I couldn’t get in touch the last few years on account of being in Australia and I feel awful about it. Jane doesn’t want anything to do with me. It’s hard to make amends when you’re not allowed to make them. There are many things I would like to say to you but I don’t feel comfortable saying them over an email. But I do want to say one thing, better late than never. I’m sorry to you for not being there because there are some things in life you can’t replace, and one of them is a father’s love.
Al
P.S. When you have your concert in Cincinnati I might be there too.
I had a million questions. Did he mean he’d be at my concert, or he was only going to be in Cincinnati? And if I even wanted to meet him, was it against the law because of the letter in Jane’s room? And when he tried to contact me before, did he go through the label and no one believed him or Jane stopped him like he made it sound and like I bet she did with Michael Carns because his image wasn’t cool enough, or did he just put it out on the Internet and I never saw it?

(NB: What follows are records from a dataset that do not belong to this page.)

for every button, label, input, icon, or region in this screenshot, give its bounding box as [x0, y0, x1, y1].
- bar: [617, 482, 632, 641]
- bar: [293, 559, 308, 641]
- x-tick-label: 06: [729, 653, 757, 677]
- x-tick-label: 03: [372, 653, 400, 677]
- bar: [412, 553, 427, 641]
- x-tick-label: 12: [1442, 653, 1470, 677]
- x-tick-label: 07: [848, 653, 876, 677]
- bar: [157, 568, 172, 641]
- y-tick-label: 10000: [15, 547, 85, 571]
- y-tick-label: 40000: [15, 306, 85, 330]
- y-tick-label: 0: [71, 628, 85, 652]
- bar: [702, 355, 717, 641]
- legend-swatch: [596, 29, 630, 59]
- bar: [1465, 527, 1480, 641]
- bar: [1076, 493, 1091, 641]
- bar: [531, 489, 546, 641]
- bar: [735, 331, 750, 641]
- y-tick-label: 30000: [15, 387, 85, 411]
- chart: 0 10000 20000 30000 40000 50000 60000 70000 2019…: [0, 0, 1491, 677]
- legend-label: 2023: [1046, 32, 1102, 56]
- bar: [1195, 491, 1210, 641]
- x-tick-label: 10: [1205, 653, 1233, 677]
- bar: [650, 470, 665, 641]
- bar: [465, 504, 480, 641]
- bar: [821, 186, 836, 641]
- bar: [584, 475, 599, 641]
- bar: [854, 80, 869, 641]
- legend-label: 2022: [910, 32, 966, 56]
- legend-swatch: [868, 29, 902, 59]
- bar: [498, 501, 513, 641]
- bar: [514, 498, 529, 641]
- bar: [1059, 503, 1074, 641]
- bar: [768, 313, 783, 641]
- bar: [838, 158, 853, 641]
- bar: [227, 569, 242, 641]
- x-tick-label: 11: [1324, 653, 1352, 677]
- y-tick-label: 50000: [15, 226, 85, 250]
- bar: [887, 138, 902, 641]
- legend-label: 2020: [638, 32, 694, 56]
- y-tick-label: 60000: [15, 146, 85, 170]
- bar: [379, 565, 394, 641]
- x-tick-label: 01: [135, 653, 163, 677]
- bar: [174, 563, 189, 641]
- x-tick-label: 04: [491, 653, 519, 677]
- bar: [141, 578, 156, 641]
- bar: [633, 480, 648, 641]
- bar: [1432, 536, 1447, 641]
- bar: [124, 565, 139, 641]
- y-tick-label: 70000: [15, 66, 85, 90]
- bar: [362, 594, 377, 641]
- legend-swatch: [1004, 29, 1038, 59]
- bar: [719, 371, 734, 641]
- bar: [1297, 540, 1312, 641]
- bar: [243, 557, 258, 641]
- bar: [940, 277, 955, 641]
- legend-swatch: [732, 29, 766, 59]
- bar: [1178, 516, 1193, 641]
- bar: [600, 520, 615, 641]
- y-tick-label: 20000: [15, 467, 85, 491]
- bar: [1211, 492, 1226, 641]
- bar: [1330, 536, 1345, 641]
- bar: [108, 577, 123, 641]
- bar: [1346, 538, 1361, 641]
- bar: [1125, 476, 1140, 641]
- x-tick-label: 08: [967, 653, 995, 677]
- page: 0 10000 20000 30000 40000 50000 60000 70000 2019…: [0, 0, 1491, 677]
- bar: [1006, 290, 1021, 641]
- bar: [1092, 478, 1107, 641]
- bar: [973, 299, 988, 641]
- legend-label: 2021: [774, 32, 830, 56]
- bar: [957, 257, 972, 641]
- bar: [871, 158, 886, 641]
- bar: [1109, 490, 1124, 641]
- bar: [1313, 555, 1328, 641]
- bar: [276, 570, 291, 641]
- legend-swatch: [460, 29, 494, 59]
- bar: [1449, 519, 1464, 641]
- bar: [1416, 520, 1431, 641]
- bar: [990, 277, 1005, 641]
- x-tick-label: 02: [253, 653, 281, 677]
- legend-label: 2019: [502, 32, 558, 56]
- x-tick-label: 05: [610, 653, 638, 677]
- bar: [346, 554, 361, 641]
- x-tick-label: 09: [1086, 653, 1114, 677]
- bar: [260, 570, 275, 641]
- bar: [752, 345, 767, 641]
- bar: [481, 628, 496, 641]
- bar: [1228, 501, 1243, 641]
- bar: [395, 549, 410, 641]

I pictured me and my father taking a plane to Sydney for the music festival there I almost played in and him inviting all the friends he’d made there to come hear me. He’d introduce me to the crowd, and he’d be as famous in Sydney as me, and he’d manage my Australia/New Zealand tour because he had so many connections there. He’d be like the Australian Jane. Except he’d also play drums to back me up, and for the drum solo in “RSVP (To My Heart),” when it’s supposed to sound like my heart beating faster and faster because the girl just sent her RSVP to be my girlfriend, I’d do my trademark spin move right next to my father while he played, and you wouldn’t be able to tell who the crowd was cheering for, him or me, because they all knew him and they didn’t really know me since I didn’t have a foothold in the Australian market yet. And at night we’d hang out with his Australian friends, who were normal guys who had no idea who I was. They just liked my father.